Anything I can do to stop them or kill them. They seem much too small for a rabbit, I guess maybe a chipmunk?


----------



## wafflesngravy (Apr 8, 2019)

I only know 2 ways that work. My father sticks a hose on the end of his riding lawn mower and gases em out, my neighbor sits on his porch with a shot gun waiting for them to pop up.


----------



## RDZed (Jul 13, 2018)

Are you near a body of water? Pond? Lake? River? If so, its probably a turtle. I get dozens of them around the yard in summer. Usually a clutch of 4-8 eggs per.


----------



## captstoots (Apr 12, 2019)

I am near the Chesapeake Bay, on a creek where there are tons of turtles. I have never seen one other than in the water however...


----------



## HungrySoutherner (May 29, 2018)

Chipmunks do that in my lawn, acorns and pecans fall from the trees and get burried or they bury them and then later they start digging them up.


----------



## RDZed (Jul 13, 2018)

captstoots said:


> I am near the Chesapeake Bay, on a creek where there are tons of turtles. I have never seen one other than in the water however...

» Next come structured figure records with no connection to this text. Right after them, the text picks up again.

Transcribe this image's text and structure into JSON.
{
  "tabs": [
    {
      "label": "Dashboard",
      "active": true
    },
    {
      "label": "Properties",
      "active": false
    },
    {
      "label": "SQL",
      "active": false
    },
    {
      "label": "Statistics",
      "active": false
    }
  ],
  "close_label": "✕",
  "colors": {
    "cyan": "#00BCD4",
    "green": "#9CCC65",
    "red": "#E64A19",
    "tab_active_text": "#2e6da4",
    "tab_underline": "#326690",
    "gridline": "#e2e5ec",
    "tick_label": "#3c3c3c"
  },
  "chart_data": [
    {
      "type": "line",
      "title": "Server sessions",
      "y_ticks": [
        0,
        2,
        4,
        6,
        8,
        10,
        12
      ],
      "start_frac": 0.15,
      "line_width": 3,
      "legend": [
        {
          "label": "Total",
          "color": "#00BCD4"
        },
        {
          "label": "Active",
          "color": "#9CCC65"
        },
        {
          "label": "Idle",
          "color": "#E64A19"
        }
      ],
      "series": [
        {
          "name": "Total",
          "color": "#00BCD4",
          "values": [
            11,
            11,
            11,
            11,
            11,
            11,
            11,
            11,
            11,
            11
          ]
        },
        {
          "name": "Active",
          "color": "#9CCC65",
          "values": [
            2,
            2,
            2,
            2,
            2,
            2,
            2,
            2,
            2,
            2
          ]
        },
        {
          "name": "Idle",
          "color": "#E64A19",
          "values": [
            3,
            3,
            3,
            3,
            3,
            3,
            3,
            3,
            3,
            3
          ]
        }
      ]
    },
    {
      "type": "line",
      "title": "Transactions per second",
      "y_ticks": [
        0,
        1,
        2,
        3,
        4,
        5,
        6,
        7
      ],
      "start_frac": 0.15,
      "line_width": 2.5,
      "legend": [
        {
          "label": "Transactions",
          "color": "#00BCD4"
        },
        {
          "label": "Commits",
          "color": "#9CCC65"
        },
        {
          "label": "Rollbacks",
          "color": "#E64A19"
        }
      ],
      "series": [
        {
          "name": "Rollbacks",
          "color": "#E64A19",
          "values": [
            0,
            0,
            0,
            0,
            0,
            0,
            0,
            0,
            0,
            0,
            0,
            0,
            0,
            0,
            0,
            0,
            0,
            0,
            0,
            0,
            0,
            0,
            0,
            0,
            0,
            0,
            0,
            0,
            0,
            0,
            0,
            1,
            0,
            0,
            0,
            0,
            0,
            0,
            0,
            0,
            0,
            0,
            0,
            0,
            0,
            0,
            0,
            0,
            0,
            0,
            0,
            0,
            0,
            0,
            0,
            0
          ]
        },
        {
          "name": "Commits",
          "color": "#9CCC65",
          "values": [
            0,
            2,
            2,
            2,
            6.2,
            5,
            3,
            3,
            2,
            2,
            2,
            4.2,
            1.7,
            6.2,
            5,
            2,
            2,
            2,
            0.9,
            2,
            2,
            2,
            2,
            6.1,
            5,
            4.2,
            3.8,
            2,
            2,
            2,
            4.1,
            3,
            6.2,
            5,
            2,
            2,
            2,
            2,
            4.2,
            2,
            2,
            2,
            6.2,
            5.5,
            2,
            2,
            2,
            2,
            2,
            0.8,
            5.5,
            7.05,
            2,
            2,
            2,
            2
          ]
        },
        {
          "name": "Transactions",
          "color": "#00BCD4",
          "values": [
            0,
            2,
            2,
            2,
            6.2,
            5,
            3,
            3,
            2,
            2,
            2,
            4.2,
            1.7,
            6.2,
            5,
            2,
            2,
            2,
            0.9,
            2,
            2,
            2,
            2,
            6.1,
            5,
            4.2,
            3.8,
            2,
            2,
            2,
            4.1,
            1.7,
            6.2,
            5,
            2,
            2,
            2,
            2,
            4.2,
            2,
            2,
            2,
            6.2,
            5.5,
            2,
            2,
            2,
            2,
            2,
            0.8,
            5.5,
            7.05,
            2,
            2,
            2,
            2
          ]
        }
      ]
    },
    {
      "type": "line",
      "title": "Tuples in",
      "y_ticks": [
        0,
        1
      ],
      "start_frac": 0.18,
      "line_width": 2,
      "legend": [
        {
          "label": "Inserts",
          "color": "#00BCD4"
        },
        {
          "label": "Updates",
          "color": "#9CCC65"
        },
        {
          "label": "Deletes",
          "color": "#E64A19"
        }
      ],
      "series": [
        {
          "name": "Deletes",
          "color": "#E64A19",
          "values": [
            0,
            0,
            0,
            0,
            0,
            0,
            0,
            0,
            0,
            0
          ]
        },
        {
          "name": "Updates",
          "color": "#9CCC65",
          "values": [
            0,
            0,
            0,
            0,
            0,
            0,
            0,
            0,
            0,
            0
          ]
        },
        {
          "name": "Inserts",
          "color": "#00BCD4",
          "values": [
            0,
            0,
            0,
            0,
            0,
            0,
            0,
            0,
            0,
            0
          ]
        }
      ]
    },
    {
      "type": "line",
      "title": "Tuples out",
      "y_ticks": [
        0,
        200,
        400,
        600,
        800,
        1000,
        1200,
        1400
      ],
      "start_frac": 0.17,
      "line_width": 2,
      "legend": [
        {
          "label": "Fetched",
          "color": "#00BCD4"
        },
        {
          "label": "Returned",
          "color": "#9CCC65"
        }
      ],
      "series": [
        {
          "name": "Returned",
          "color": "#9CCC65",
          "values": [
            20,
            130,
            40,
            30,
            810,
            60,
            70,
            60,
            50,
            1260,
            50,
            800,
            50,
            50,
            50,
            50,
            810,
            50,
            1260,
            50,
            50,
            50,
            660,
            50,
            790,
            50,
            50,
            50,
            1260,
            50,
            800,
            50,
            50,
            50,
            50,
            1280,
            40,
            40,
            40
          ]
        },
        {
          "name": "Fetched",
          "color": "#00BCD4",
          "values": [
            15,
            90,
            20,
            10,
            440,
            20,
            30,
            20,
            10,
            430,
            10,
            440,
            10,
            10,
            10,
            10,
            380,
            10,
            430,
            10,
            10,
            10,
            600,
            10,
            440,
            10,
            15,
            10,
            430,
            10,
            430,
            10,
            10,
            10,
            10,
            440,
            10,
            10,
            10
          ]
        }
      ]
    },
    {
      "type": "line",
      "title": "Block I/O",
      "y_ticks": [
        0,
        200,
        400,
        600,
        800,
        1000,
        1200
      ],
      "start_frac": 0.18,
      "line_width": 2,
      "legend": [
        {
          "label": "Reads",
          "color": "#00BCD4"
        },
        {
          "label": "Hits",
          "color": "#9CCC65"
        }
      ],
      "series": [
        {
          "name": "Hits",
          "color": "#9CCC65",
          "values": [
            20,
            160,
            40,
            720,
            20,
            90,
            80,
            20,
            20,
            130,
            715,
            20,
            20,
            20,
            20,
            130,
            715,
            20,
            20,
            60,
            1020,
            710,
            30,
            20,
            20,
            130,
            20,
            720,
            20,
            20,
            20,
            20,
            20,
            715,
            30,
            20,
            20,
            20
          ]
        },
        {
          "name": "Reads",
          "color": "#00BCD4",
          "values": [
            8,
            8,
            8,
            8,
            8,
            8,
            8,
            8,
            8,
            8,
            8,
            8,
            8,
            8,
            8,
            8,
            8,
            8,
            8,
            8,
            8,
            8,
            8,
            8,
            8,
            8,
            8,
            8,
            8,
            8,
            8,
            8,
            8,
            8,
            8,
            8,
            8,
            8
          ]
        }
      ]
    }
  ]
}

Just throwing it out there.

I live 40' away from the appomattox river so I get every kind of turtle possible depositing eggs in my yard. Also get predators digging them up a few days later.


----------



## Philly_Gunner (Apr 23, 2019)

Are you seeing lots of frogs or black crickets in your yard right now?


----------



## Dawgvet (Jul 2, 2019)

I would go along with squirrels or chipmunks.


----------



## captstoots (Apr 12, 2019)

Haven't seen frogs or black crickets, or turtles. Tons of squirrels but the hole look too small for them to be the culprit


----------



## ktgrok (May 25, 2019)

agree it looks like armadillo damage


----------